Cependant parfois certaines informations sont uniquement descriptives et émises hors contexte. Une société peut ainsi déclarer qu’elle a un turnover de ses salariés de 23%. Ce taux ne signifie pas grand-chose dans une analyse pertinente. Ce qui est important de savoir c’est comment ce turnover est pris en charge par la direction générale, quelle est sa tendance de long terme et comment cet indicateur est un outil d’aide à la décision au sein de l’entreprise.
Par ailleurs, parmi les quatre piliers sur lesquels repose notre modèle interne d’évaluation de la responsabilité société d’une entreprise, le moins renseigné est celui du développement du territoire. Il est difficile d’évaluer l’impact de l’entreprise sur son bassin d’emploi ainsi que sa contribution pour créer de produits et services adaptés à son territoire.

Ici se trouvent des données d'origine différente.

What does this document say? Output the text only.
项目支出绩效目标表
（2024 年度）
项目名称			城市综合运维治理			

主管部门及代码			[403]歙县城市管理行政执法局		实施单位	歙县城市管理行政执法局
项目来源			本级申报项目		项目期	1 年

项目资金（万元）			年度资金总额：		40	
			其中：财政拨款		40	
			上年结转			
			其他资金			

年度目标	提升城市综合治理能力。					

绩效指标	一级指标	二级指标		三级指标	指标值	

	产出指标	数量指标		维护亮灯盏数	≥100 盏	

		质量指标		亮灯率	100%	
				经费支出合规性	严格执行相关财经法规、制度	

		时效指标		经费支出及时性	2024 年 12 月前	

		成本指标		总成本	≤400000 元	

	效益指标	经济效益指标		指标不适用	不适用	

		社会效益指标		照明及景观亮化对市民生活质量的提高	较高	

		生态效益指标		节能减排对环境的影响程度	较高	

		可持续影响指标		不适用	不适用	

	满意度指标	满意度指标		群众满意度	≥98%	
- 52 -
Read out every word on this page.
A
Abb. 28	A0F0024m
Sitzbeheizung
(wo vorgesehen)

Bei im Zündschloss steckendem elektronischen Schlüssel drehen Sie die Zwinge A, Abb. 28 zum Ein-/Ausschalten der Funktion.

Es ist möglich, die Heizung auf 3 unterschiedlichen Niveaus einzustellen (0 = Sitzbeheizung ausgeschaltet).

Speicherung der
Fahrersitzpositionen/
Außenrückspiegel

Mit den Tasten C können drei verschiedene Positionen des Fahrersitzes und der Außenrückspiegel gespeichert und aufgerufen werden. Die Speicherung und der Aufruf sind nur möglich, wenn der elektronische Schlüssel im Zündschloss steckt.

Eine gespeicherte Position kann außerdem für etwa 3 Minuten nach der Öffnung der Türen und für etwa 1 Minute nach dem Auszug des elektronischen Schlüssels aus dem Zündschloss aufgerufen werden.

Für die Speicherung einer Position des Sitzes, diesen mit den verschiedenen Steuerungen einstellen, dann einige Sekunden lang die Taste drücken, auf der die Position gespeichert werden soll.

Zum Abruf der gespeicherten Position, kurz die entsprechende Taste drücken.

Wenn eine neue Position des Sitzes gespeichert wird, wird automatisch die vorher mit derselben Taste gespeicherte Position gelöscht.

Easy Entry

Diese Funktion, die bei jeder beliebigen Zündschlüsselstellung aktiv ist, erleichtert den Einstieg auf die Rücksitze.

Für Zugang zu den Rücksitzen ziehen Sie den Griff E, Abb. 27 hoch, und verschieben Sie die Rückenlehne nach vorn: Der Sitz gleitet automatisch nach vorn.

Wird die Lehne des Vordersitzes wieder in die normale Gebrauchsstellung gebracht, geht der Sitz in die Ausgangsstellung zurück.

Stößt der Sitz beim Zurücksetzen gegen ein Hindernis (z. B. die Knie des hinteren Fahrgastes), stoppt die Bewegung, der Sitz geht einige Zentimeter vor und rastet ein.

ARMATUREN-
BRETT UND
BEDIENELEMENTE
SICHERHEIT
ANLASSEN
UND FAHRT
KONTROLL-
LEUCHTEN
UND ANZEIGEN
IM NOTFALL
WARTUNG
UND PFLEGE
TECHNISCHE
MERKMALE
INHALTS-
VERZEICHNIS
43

Où réside le danger de cette multiplication des informations ?
Le danger principal réside dans le greenwashing notamment pour les grandes sociétés qui ont les moyens de financer un dispositif de communication d’envergure. Il arrive que lorsqu’on s’intéresse de plus près aux mesures prises pour concrétiser certains engagements, celles-ci ne soient pas à la hauteur. C’est la raison pour laquelle nous nous concentrons moins sur ce que peut raconter une entreprise que sur les résultats qu’elles délivrent, les impacts positifs perceptibles sur l’environnement, ses collaborateurs, ses parties prenantes…

En cela, il est bienvenu de relever que l’information n’est plus le monopole de l’entreprise.
Les informations transmises par les particuliers peuvent s’avérer très précieuses. Des agences spécialisées ou des entreprises d’intelligence artificielle n’hésitent plus à agréger les données provenant des parties prenantes (blogs, tweets, forums…). Bien souvent, celles-ci peuvent aboutir à une image contrastée d’une entreprise qui se présente comme vertueuse.

Quel regard portez-vous sur l’apport que sous-tend le reporting défini par la TCFD ((Task Force on Climate Disclosure) ?

Notre industrie a besoin d’avoir des standards pour permettre une meilleure analyse et comparabilité des informations extra financières. La TCFD établi un cadre de reporting très intéressant pour les risques climatiques. Toutefois nous n’avons pas d’équivalent sur la partie sociale et sur la partie gouvernance.
Le travail effectué par la Commission européenne sur la taxonomie va dans ce sens. Nous accueillons favorablement la démarche qui tend à structurer le marché.